Esta andanada -secundada desde plataformas como El Mundo, la COPE
o La Razón, reedita una nueva guerra mediática sólo
comparable a la librada en 1996, cuando el llamado "sindicato del
crimen" consiguió desalojar del poder a los socialistas catapultando
al propio Aznar hacia la presidencia del Gobierno.
Por Fermín
Núñez
La
victoria del PSOE en las elecciones generales del 14-M ha levantado ampollas
en las filas de sus adversarios populares, que no parecen dispuestos a
aceptar su derrota así como así. Lejos de admitir el más
pequeño atisbo de error en su gestión de la campaña
y la crisis posterior a los terribles atentados que la salpicaron, los
dirigentes populares han orquestado una nueva guerra mediática
contra el grupo Prisa de Jesús de Polanco, a quien, paradójicamente,
acusan de haber fraguado una conspiración mediática similar
a la que ellos mismos idearon en 1996 para desbancar del poder al socialista
Felipe González, y que llevaron a cabo gracias al grupo de periodistas
conocido como "sindicato del crimen", cuyos supervivientes secundan
ahora estas graves imputaciones al grupo de Polanco.
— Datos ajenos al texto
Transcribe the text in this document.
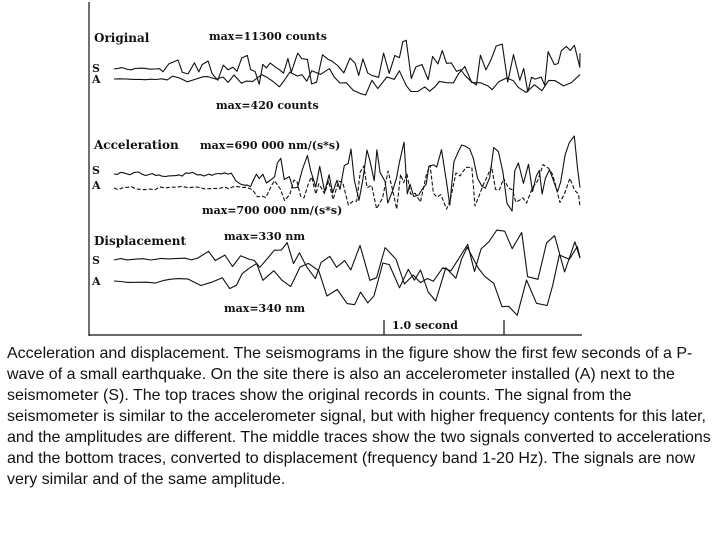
Original	max=11300 counts
max=420 counts
S
A
Acceleration max=690 000 nm/(s*s)
max=700 000 nm/(s*s)
S
A
Displacement	max=330 nm
max=340 nm
S
A
1.0 second
Acceleration and displacement. The seismograms in the figure show the first few seconds of a P-wave of a small earthquake. On the site there is also an accelerometer installed (A) next to the seismometer (S). The top traces show the original records in counts. The signal from the seismometer is similar to the accelerometer signal, but with higher frequency contents for this later, and the amplitudes are different. The middle traces show the two signals converted to accelerations and the bottom traces, converted to displacement (frequency band 1-20 Hz). The signals are now very similar and of the same amplitude.
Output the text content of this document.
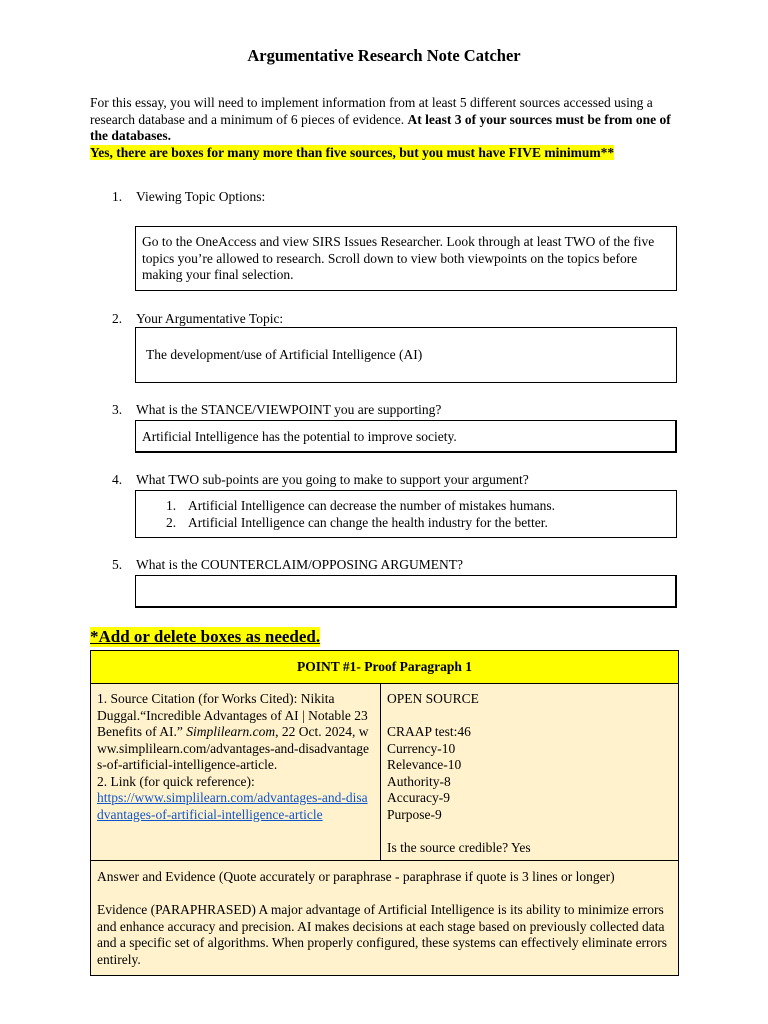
Argumentative Research Note Catcher
For this essay, you will need to implement information from at least 5 different sources accessed using a research database and a minimum of 6 pieces of evidence. At least 3 of your sources must be from one of the databases.
Yes, there are boxes for many more than five sources, but you must have FIVE minimum**
1. Viewing Topic Options:
Go to the OneAccess and view SIRS Issues Researcher. Look through at least TWO of the five topics you’re allowed to research. Scroll down to view both viewpoints on the topics before making your final selection.
2. Your Argumentative Topic:
The development/use of Artificial Intelligence (AI)
3. What is the STANCE/VIEWPOINT you are supporting?
Artificial Intelligence has the potential to improve society.
4. What TWO sub-points are you going to make to support your argument?
1. Artificial Intelligence can decrease the number of mistakes humans.
2. Artificial Intelligence can change the health industry for the better.
5. What is the COUNTERCLAIM/OPPOSING ARGUMENT?
*Add or delete boxes as needed.
POINT #1- Proof Paragraph 1
1. Source Citation (for Works Cited): Nikita Duggal.“Incredible Advantages of AI | Notable 23 Benefits of AI.” Simplilearn.com, 22 Oct. 2024, www.simplilearn.com/advantages-and-disadvantages-of-artificial-intelligence-article.
2. Link (for quick reference):
https://www.simplilearn.com/advantages-and-disadvantages-of-artificial-intelligence-article
OPEN SOURCE
CRAAP test:46
Currency-10
Relevance-10
Authority-8
Accuracy-9
Purpose-9
Is the source credible? Yes
Answer and Evidence (Quote accurately or paraphrase - paraphrase if quote is 3 lines or longer)
Evidence (PARAPHRASED) A major advantage of Artificial Intelligence is its ability to minimize errors and enhance accuracy and precision. AI makes decisions at each stage based on previously collected data and a specific set of algorithms. When properly configured, these systems can effectively eliminate errors entirely.
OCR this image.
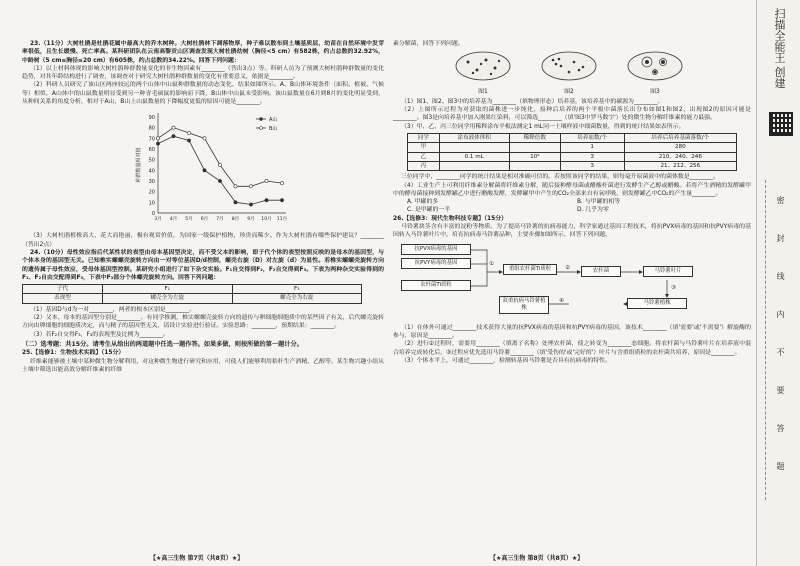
23.（11分）大树杜鹃是杜鹃花属中最高大的乔木树种。大树杜鹃林下凋落物厚，种子难以散布到土壤基质层，幼苗在自然环境中发芽率很低，且生长缓慢、死亡率高。某科研团队在云南高黎贡山区调查发现大树杜鹃幼树（胸径<5 cm）有582株，约占总数的32.92%，中龄树（5 cm≤胸径≤20 cm）有605株，约占总数的34.22%。回答下列问题：

（1）以上材料体现的影响大树杜鹃种群数量变化的非生物因素有________（答出3点）等。科研人员为了预测大树杜鹃种群数量的变化趋势，对其年龄结构进行了调查，该调查对于研究大树杜鹃种群数量的变化有重要意义，依据是________。

（2）科研人员研究了该山区两座较远的两个山体中山鼠种群数量的动态变化，结果如图所示。A、B山体环境条件（面积、植被、气候等）相似，A山体中的山鼠数量明显受到另一种青毛硕鼠的影响而下降，B山体中山鼠未受影响。该山鼠数量在6月到8月的变化明显受到，从种间关系的角度分析，相对于A山，B山上山鼠数量的下降幅度更低的原因可能是________。

0
10
20
30
40
50
60
70
80
90
3月 4月 5月 6月 7月 8月 9月 10月 11月
种群数量相对值
A山
B山

（3）大树杜鹃植株高大、花大而艳丽，极有观赏价值，为国家一级保护植物，珍贵而稀少。作为大树杜鹃有哪些保护建议？________（答出2点）

24.（10分）母性效应指后代某性状的表型由母本基因型决定，而不受父本的影响，即子代个体的表型按照反映的是母本的基因型，与个体本身的基因型无关。已知椎实螺螺壳旋转方向由一对等位基因D/d控制，螺壳右旋（D）对左旋（d）为显性。若椎实螺螺壳旋转方向的遗传属于母性效应，受母体基因型控制。某研究小组进行了如下杂交实验。F₁自交得到F₂，F₂自交得到F₃。下表为两种杂交实验得到的F₁、F₂自由交配得到F₃，下表中F₃部分个体螺壳旋转方向。回答下列问题：

子代	F₁	F₃
表现型	螺壳全为左旋	螺壳全为右旋

（1）基因D与d为一对________，两者的根本区别是________。

（2）父本、母本的基因型分别是________。有同学推测，椎实螺螺壳旋转方向的遗传与卵细胞细胞质中的某些因子有关，后代螺壳旋转方向由卵细胞的细胞质决定，而与精子的基因型无关，请设计实验进行验证。实验思路：________，预期结果：________。

（3）若F₂自交得F₃，F₃的表现型及比例为________。

（二）选考题：共15分。请考生从给出的两道题中任选一题作答。如果多做，则按所做的第一题计分。

25.【选修1：生物技术实践】（15分）

纤维素能够被土壤中某种微生物分解利用，对这种微生物进行研究和应用，可使人们能够利用秸秆生产酒精、乙醇等。某生物兴趣小组从土壤中筛选出能高效分解纤维素的纤维

【★高三生物 第7页（共8页）★】

素分解菌，回答下列问题。

图1	图2	图3

（1）图1、图2、图3中的培养基为________（填物理形态）培养基，该培养基中的碳源为________。

（2）上图所示过程为对获取的菌株进一步纯化，接种后培养的两个平板中菌落长出分布如图1和图2，出现图2的原因可能是________。图3是向培养基中加入刚果红染料，可以筛选________（填'图3中罗马数字'）处的微生物分解纤维素的能力最强。

（3）甲、乙、丙三位同学用稀释涂布平板法测定1 mL同一土壤样液中细菌数量，得到的统计结果如表所示。

同学	涂布液体体积	稀释倍数	培养皿数/个	培养后培养基菌落数/个
甲			1	280
乙	0.1 mL	10⁶	3	210、240、246
丙			3	21、212、256

三位同学中，________同学的统计结果是相对准确可信的。若按照该同学的结果，则每毫升原菌液中的菌体数是________。

（4）工业生产上可利用纤维素分解菌将纤维素分解，随后接种酵母菌或醋酸杆菌进行发酵生产乙醇或醋酸。若将产生酒精的发酵罐甲中的酵母菌接种到发酵罐乙中进行醋酸发酵，发酵罐甲中产生的CO₂全部来自有氧呼吸，则发酵罐乙中CO₂的产生量________。

A. 甲罐的多	B. 与甲罐的相等
C. 是甲罐的一半	D. 几乎为零

26.【选修3：现代生物科技专题】（15分）

马铃薯块茎含有丰富的淀粉等物质。为了提高马铃薯的抗病毒能力，科学家通过基因工程技术，将抗PVX病毒的基因和抗PVY病毒的基因转入马铃薯叶片中，培育抗病毒马铃薯品种，主要步骤如图所示，回答下列问题。

抗PVX病毒的基因
抗PVY病毒的基因
农杆菌Ti质粒
重组农杆菌Ti质粒	农杆菌	马铃薯叶片
双重抗病马铃薯植株
马铃薯植株
①
②
③
④

（1）在体外可通过________技术获得大量的抗PVX病毒的基因和抗PVY病毒的基因，该技术________（填'需要'或'不需要'）解旋酶的参与，原因是________。

（2）进行②过程时，需要用________（填离子名称）处理农杆菌，使之转变为________态细胞。将农杆菌与马铃薯叶片在培养液中混合培养完成转化后，③过程应优先选用马铃薯________（填'受伤的'或'完好的'）叶片与含重组质粒的农杆菌共培养，原因是________。

（3）个体水平上，可通过________，检测转基因马铃薯是否具有抗病毒的特性。

【★高三生物 第8页（共8页）★】
扫描全能王 创建
密
封
线
内
不
要
答
题
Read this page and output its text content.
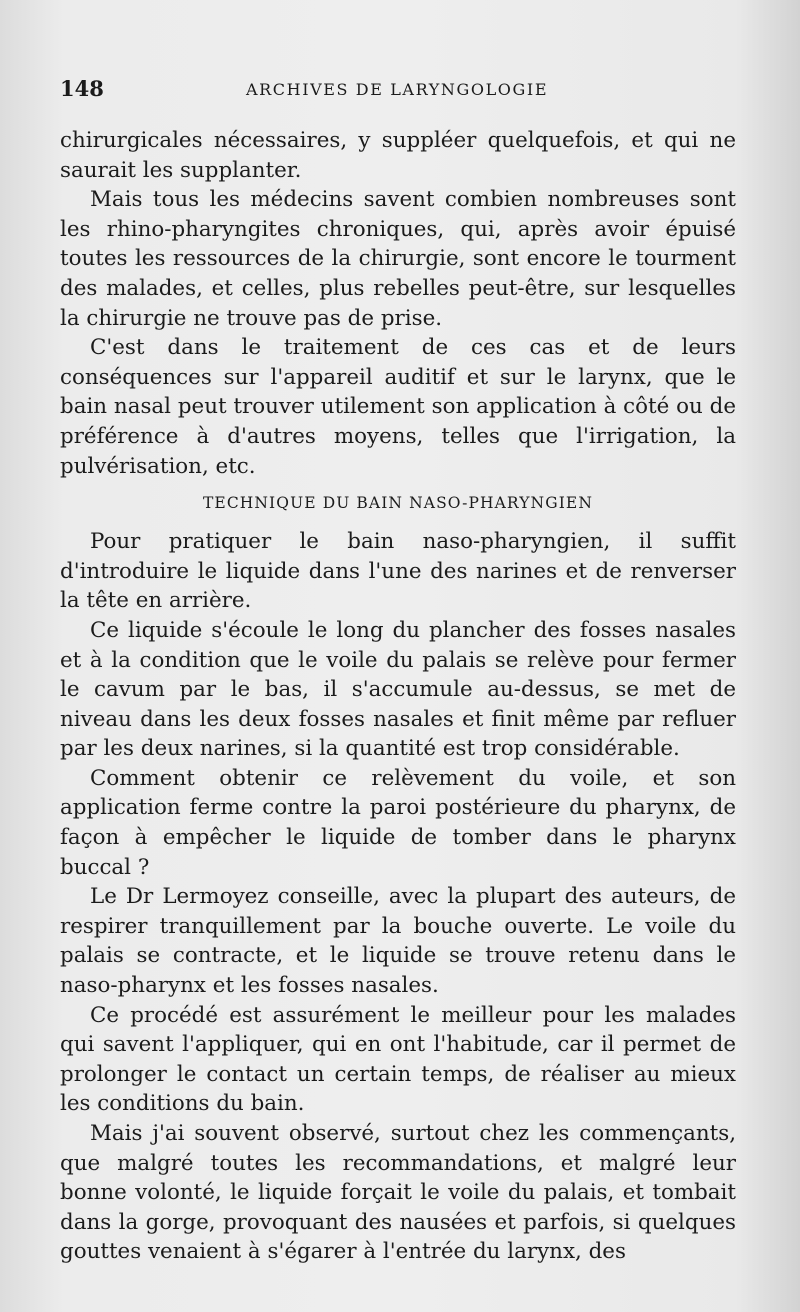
148	ARCHIVES DE LARYNGOLOGIE

chirurgicales nécessaires, y suppléer quelquefois, et qui ne saurait les supplanter.

Mais tous les médecins savent combien nombreuses sont les rhino-pharyngites chroniques, qui, après avoir épuisé toutes les ressources de la chirurgie, sont encore le tourment des malades, et celles, plus rebelles peut-être, sur lesquelles la chirurgie ne trouve pas de prise.

C'est dans le traitement de ces cas et de leurs conséquences sur l'appareil auditif et sur le larynx, que le bain nasal peut trouver utilement son application à côté ou de préférence à d'autres moyens, telles que l'irrigation, la pulvérisation, etc.

TECHNIQUE DU BAIN NASO-PHARYNGIEN

Pour pratiquer le bain naso-pharyngien, il suffit d'introduire le liquide dans l'une des narines et de renverser la tête en arrière.

Ce liquide s'écoule le long du plancher des fosses nasales et à la condition que le voile du palais se relève pour fermer le cavum par le bas, il s'accumule au-dessus, se met de niveau dans les deux fosses nasales et finit même par refluer par les deux narines, si la quantité est trop considérable.

Comment obtenir ce relèvement du voile, et son application ferme contre la paroi postérieure du pharynx, de façon à empêcher le liquide de tomber dans le pharynx buccal ?

Le Dr Lermoyez conseille, avec la plupart des auteurs, de respirer tranquillement par la bouche ouverte. Le voile du palais se contracte, et le liquide se trouve retenu dans le naso-pharynx et les fosses nasales.

Ce procédé est assurément le meilleur pour les malades qui savent l'appliquer, qui en ont l'habitude, car il permet de prolonger le contact un certain temps, de réaliser au mieux les conditions du bain.

Mais j'ai souvent observé, surtout chez les commençants, que malgré toutes les recommandations, et malgré leur bonne volonté, le liquide forçait le voile du palais, et tombait dans la gorge, provoquant des nausées et parfois, si quelques gouttes venaient à s'égarer à l'entrée du larynx, des
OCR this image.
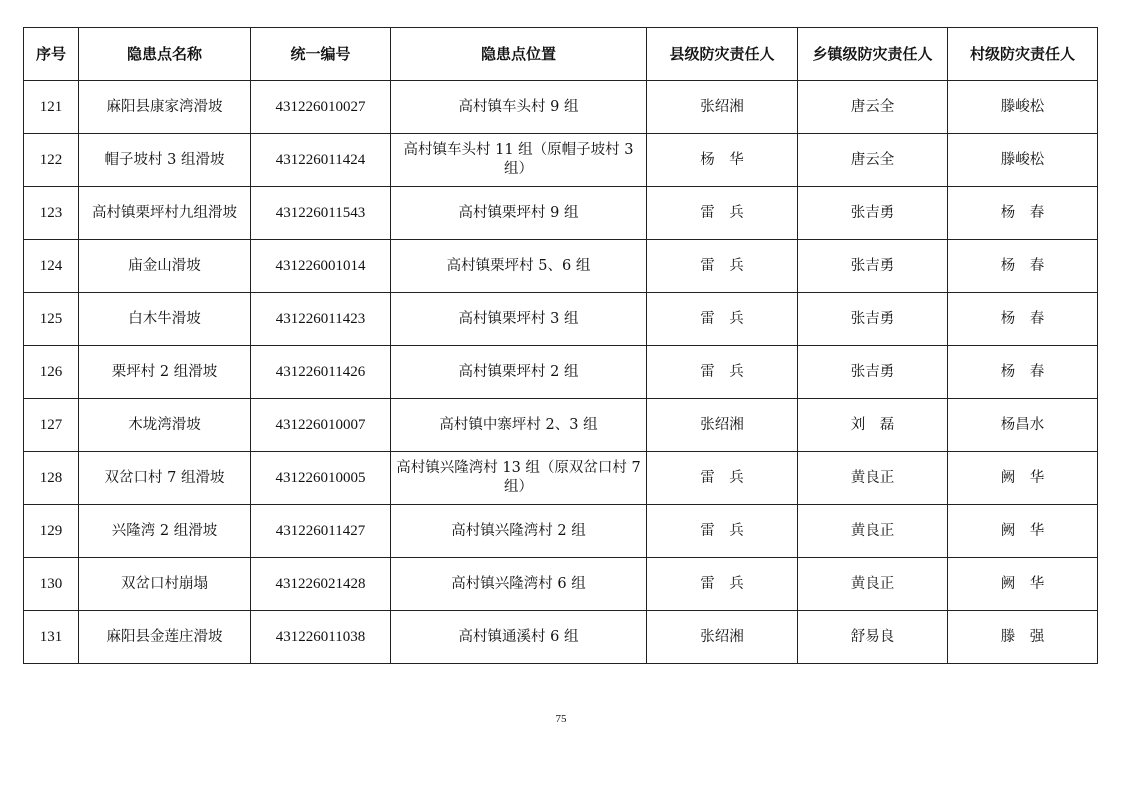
序号	隐患点名称	统一编号	隐患点位置	县级防灾责任人	乡镇级防灾责任人	村级防灾责任人
121	麻阳县康家湾滑坡	431226010027	高村镇车头村 9 组	张绍湘	唐云全	滕峻松
122	帽子坡村 3 组滑坡	431226011424	高村镇车头村 11 组（原帽子坡村 3 组）	杨　华	唐云全	滕峻松
123	高村镇栗坪村九组滑坡	431226011543	高村镇栗坪村 9 组	雷　兵	张吉勇	杨　春
124	庙金山滑坡	431226001014	高村镇栗坪村 5、6 组	雷　兵	张吉勇	杨　春
125	白木牛滑坡	431226011423	高村镇栗坪村 3 组	雷　兵	张吉勇	杨　春
126	栗坪村 2 组滑坡	431226011426	高村镇栗坪村 2 组	雷　兵	张吉勇	杨　春
127	木垅湾滑坡	431226010007	高村镇中寨坪村 2、3 组	张绍湘	刘　磊	杨昌水
128	双岔口村 7 组滑坡	431226010005	高村镇兴隆湾村 13 组（原双岔口村 7 组）	雷　兵	黄良正	阙　华
129	兴隆湾 2 组滑坡	431226011427	高村镇兴隆湾村 2 组	雷　兵	黄良正	阙　华
130	双岔口村崩塌	431226021428	高村镇兴隆湾村 6 组	雷　兵	黄良正	阙　华
131	麻阳县金莲庄滑坡	431226011038	高村镇通溪村 6 组	张绍湘	舒易良	滕　强
75
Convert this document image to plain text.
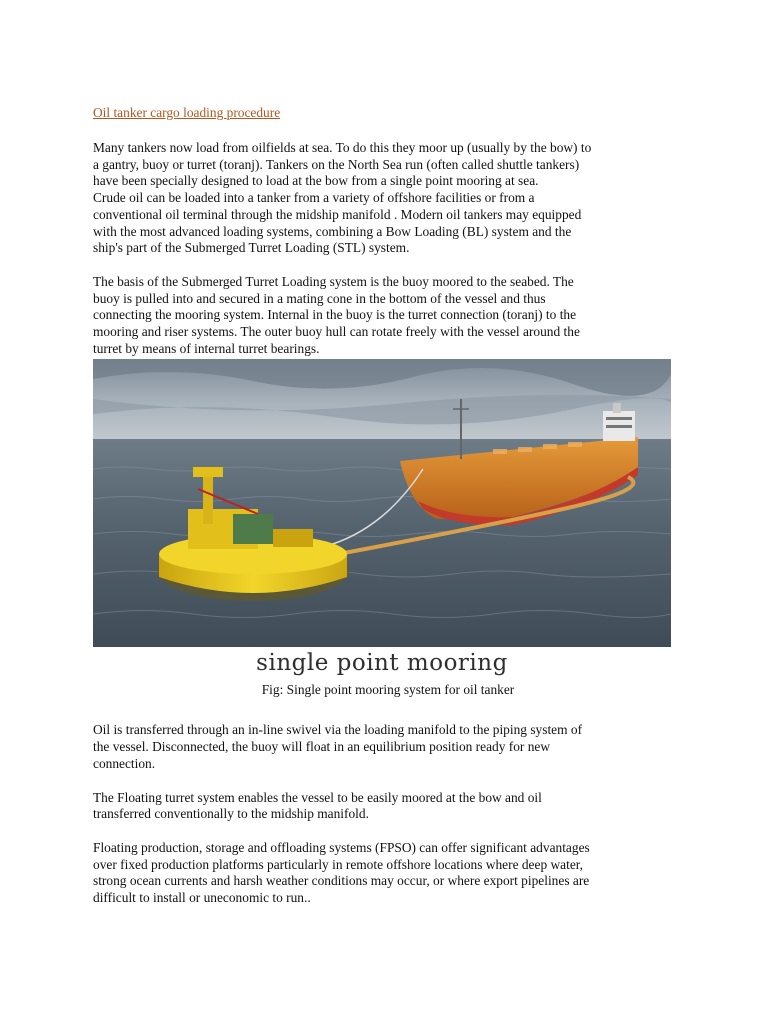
Oil tanker cargo loading procedure
Many tankers now load from oilfields at sea. To do this they moor up (usually by the bow) to
a gantry, buoy or turret (toranj). Tankers on the North Sea run (often called shuttle tankers)
have been specially designed to load at the bow from a single point mooring at sea.
Crude oil can be loaded into a tanker from a variety of offshore facilities or from a
conventional oil terminal through the midship manifold . Modern oil tankers may equipped
with the most advanced loading systems, combining a Bow Loading (BL) system and the
ship's part of the Submerged Turret Loading (STL) system.
The basis of the Submerged Turret Loading system is the buoy moored to the seabed. The
buoy is pulled into and secured in a mating cone in the bottom of the vessel and thus
connecting the mooring system. Internal in the buoy is the turret connection (toranj) to the
mooring and riser systems. The outer buoy hull can rotate freely with the vessel around the
turret by means of internal turret bearings.
single point mooring
Fig: Single point mooring system for oil tanker
Oil is transferred through an in-line swivel via the loading manifold to the piping system of
the vessel. Disconnected, the buoy will float in an equilibrium position ready for new
connection.
The Floating turret system enables the vessel to be easily moored at the bow and oil
transferred conventionally to the midship manifold.
Floating production, storage and offloading systems (FPSO) can offer significant advantages
over fixed production platforms particularly in remote offshore locations where deep water,
strong ocean currents and harsh weather conditions may occur, or where export pipelines are
difficult to install or uneconomic to run..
El epicentro de la contienda está formado por la Cadena Ser, El
País y CNN+, todos ellos pertenecientes a Prisa, a los que
se culpa de haber manipulado la información inmediatamente posterior
a los atentados con el objetivo de crear un clima desfavorable al PP que
habría tenido su máximo exponente en las manifestaciones
espontáneas celebradas en toda España durante la jornada
de reflexión.
A pesar de que la mayoría de los medios de todo el mundo se han
hecho eco de la dudosa gestión del Gobierno de los actos terroristas
del 11-M cometidos en Madrid (incidiendo en el empeño con que el
Ejecutivo se los atribuyó a ETA cuando, con el paso de las horas,
todos los indicios fueron identificándolos con algún grupo
islámico), los miembros del PP han encontrado en Prisa el cabeza
de turco ideal para intentar levantar una cortina de humo sobre su proceder
y su posterior debacle en las urnas. El principal grupo de comunicación
del país es considerado desde hace años el enemigo mediático
de Aznar. No en vano, en su primera etapa como presidente de Gobierno,
éste intentó por todos los medios contrarrestar la influencia
de Prisa, creando un gran grupo competidor en torno a la Telefónica
de Juan Villalonga. Junto a ello, sus aliados mediáticos intentaron
también implicara Jesús de Polanco en un presunto delito
que estuvo a punto de llevarle a la cárcel, gracias a la actuación
del juez Javier Gómez de Liaño, que posteriormente fue acusado
de prevaricación, retirado de la carrera judicial y finalmente
indultado por Aznar.
De nuevo, como entonces, el PP ha asumido el papel de víctima de
Polanco y los medios afines al Gobierno en funciones -los mismos que ayudaron
a Aznar a conseguir el poder-, han secundado el enfado por la derrota
electoral cargando las tintas contra Prisa.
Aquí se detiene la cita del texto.